“Los pinares de la sierra”, 172

Por Dionisio Rodríguez Mejías.

3.- ¡Adelante, señores! La fiesta acaba de comenzar.

El domingo por la mañana, la oficina era una olla de grillos. Paco llegó media hora antes por si alguno de sus vendedores se dormía y se quedaba solo en la cara del morlaco. A la hora de recoger las carpetas, hubo cierto barullo: a Roderas y a Mercader les faltaban planos y se los quitaron a un par de novatos, que fueron a Portela con el cuento y tuvo que ponerse serio para restablecer la calma. El problema era fácil de explicar; aquel día había más comerciales que de ordinario y, con tantos asuntos a los que acudir, a Paco se le olvidó encargar otros juegos de planos. Por lo demás, se notaba que era un día especial: todos iban muy limpios y aseados, vestían ropa deportiva ―pantalones vaqueros y jerséis de colores vivos, la mayoría―, excepto Roderas, que llevaba un pantalón beige y una cazadora de ante muy apropiada para salir al campo. Mercader apareció sin afeitar, con una americana de pana de color verde, gafas de sol y la colilla de un puro apagado en la boca. Al terminar de actualizar los planos, Paco les echó un discursillo a los del equipo; alguno bostezó de hambre o de sueño, pero consciente de lo que se jugaba aquella mañana, Portela no le llamó la atención y siguió hablando como si tal cosa.

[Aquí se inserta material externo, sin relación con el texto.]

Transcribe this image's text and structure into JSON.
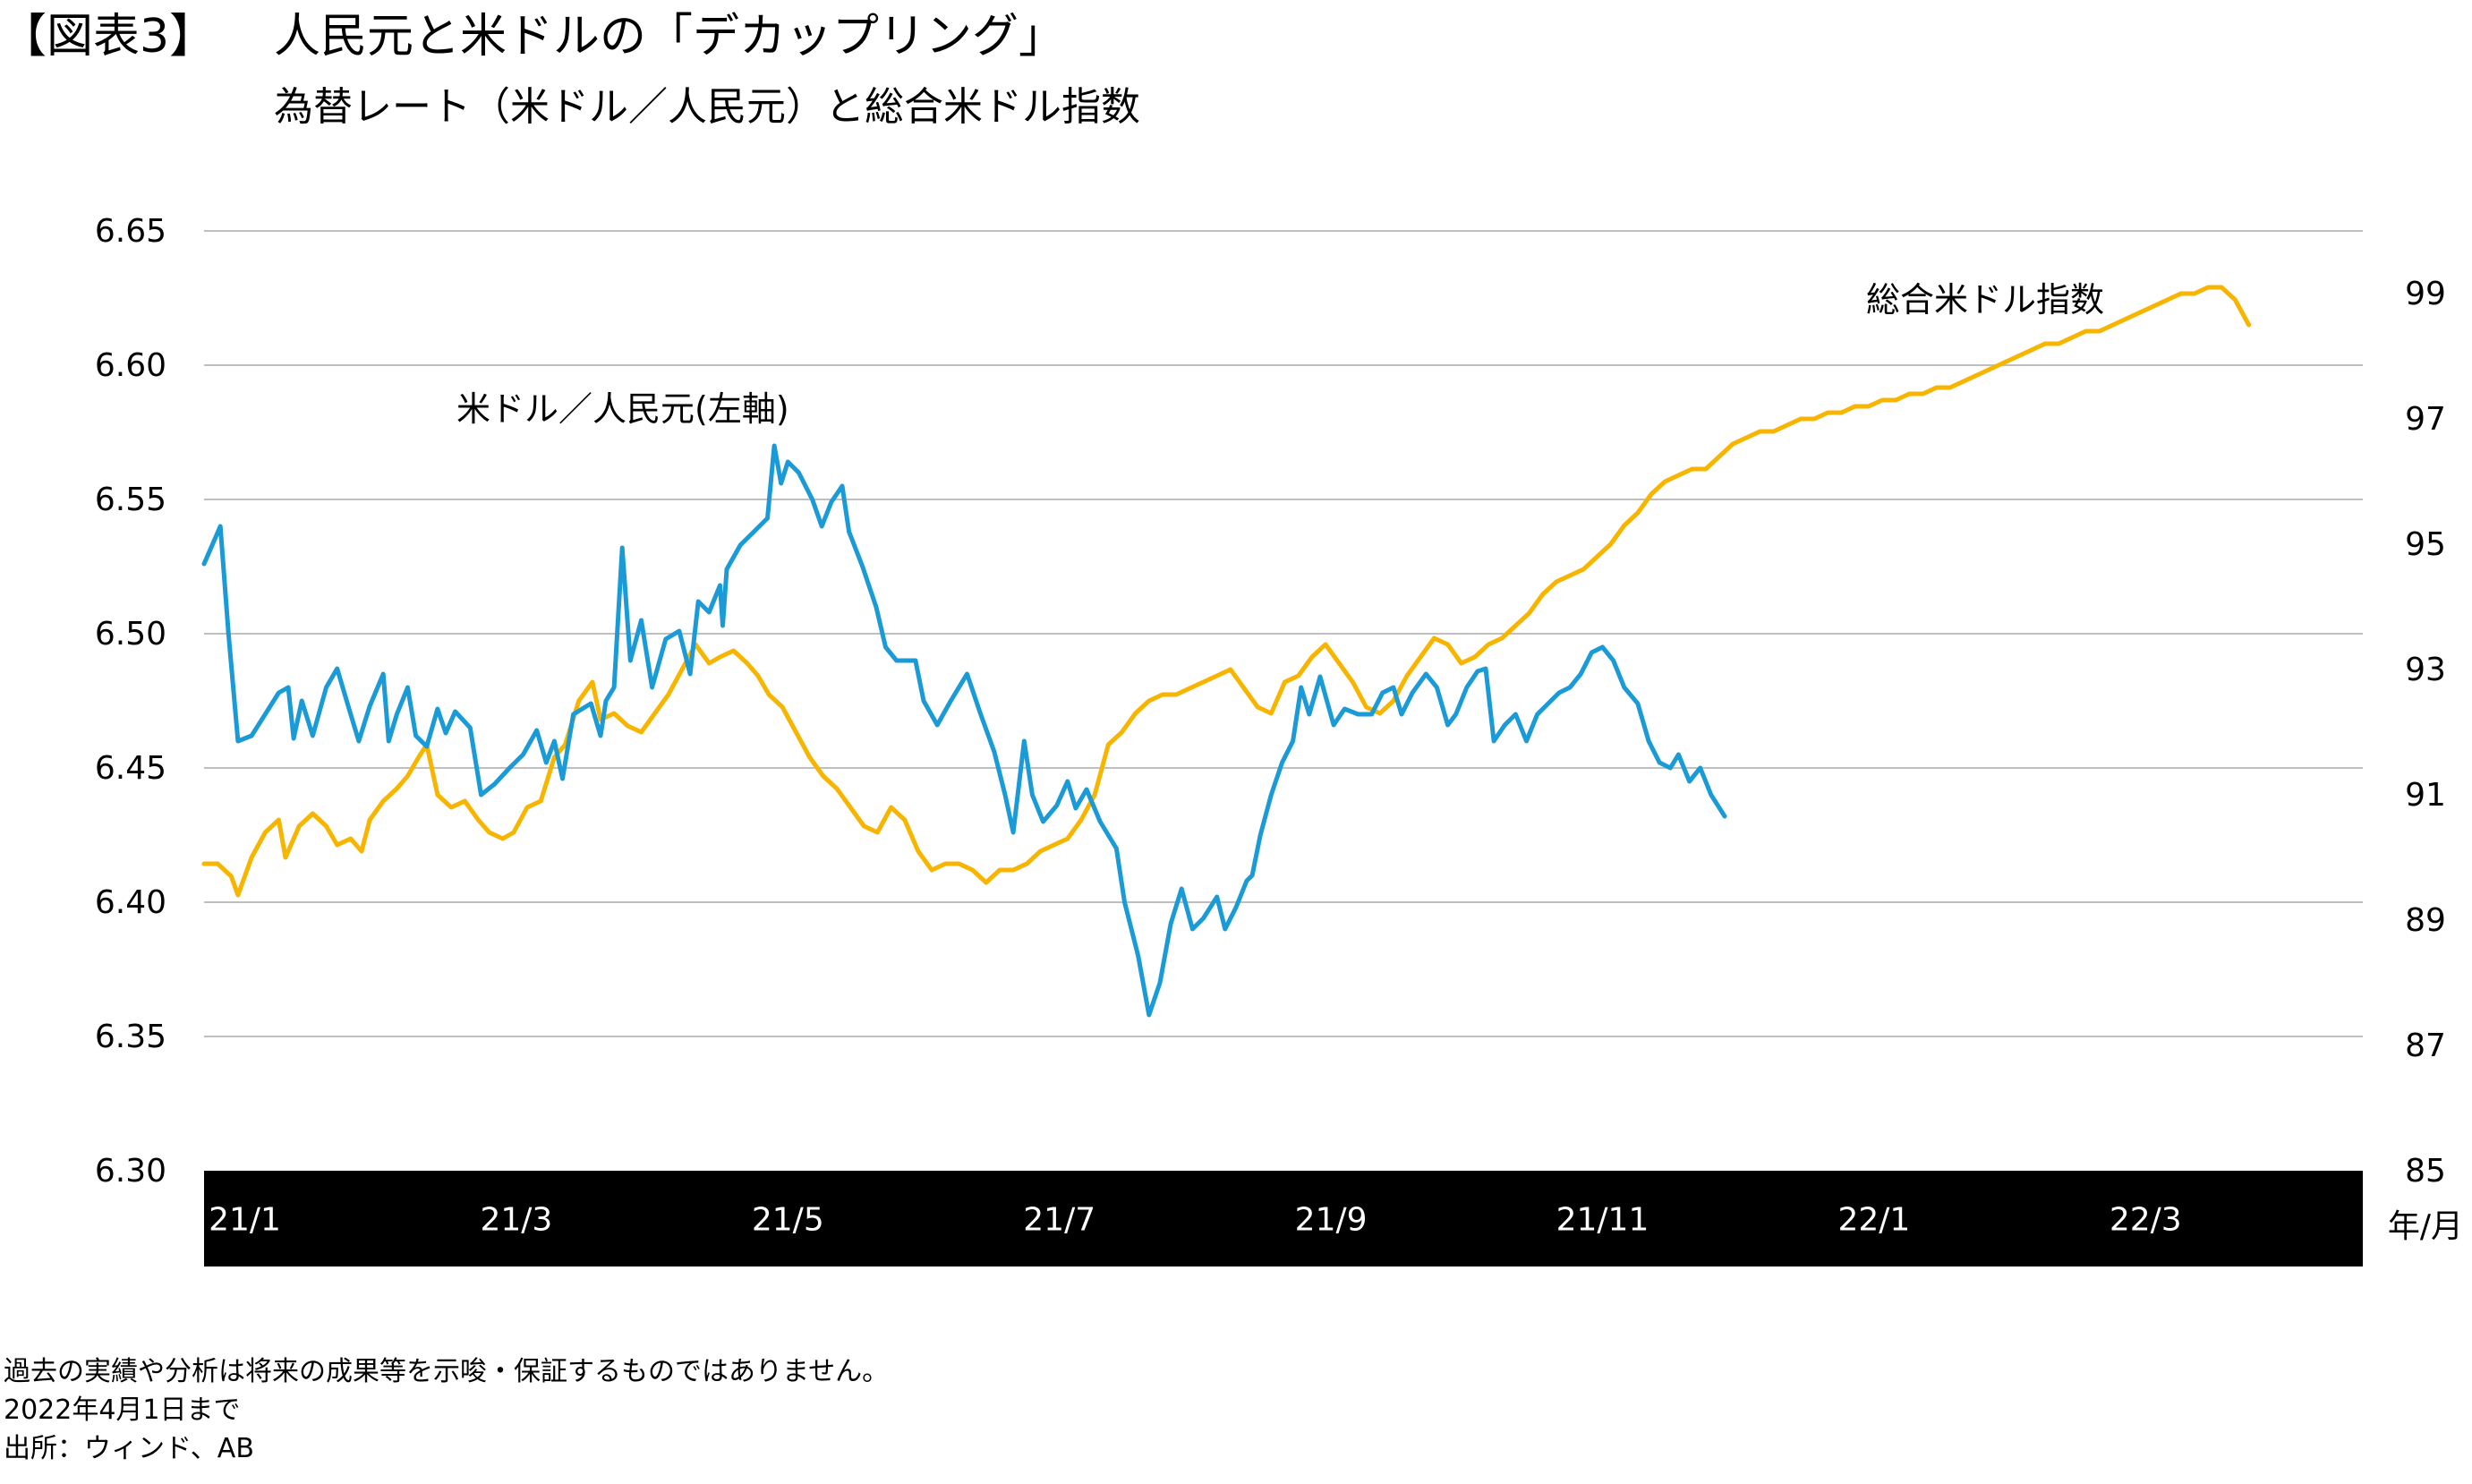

―Pensad que la vida es como una noria de esas que recorren los pueblos en verano. Empiezas a dar vueltas y tan pronto estás arriba como abajo. Lo importante es aspirar a vivir en la cima y hacer cualquier cosa para persistir en las alturas. ¡Muchachos, adelante; la fiesta acaba de comenzar! Somos los mejores.

Poco después de las ocho, bajaron a la calle en aquel destartalado ascensor y entraron en Los Intocables, muy animados. Pidieron carajillos de anís, de ron, de coñac… Se jugaron las consumiciones a los chinos, bromearon y armaron la habitual algarabía, mientras esperaban la llegada de los autocares que, a las nueve menos cuarto ―con la puntualidad acostumbrada―, aparcaban en fila, junto a la acera. Bajaron los chóferes, se pusieron a pasear con sus cigarrillos en la boca y las manos en los bolsillos, hasta que llegaron los primeros invitados. Los veteranos más avispados sonreían a los clientes, con expresión franca y acogedora para disimular lo golfos y lo caraduras que eran. Los novatos, con la mirada ingenua e ilusionada, convencidos de que ―como les había dicho el señor Portela― la vida era una noria y ellos aspiraban a vivir en la cima, iban dispuestos a cualquier cosa para comprarse un descapotable como el del señor Soriano y salir con chicas tan despampanantes como la señorita Méler, la tía más atractiva que habían visto en su vida.

Antes de arrancar, uno de los chóferes se acercó a Paco y le dijo que aquel día tardarían algo más en llegar a la finca, porque a uno de los autocares acababan de ajustarle la culata y, para evitar problemas, no era conveniente forzarlo más de la cuenta. Paco no sabía a ciencia cierta en qué consistía ajustar la culata del vehículo, pero imaginaba que el conductor quería avisarle de que si corría demasiado habría que bajar a la gente del autocar y esperar a otro que estuviera en mejores condiciones. Solo le faltaría eso; que, cuando llegara Soriano con su cliente, se encontrara a los pasajeros tirados en la carretera, vociferando contra la empresa. Pero tenían tiempo de sobra: había acordado, con Velázquez y la señorita Claudia, que llegarían a la finca hacia las doce de la mañana para coincidir con Soriano, que aparecería con el cliente a la misma hora. Afortunadamente, hacía un día espléndido y, posiblemente, hasta en las parcelas de Gálvez brillaría el sol a aquellas horas de la mañana.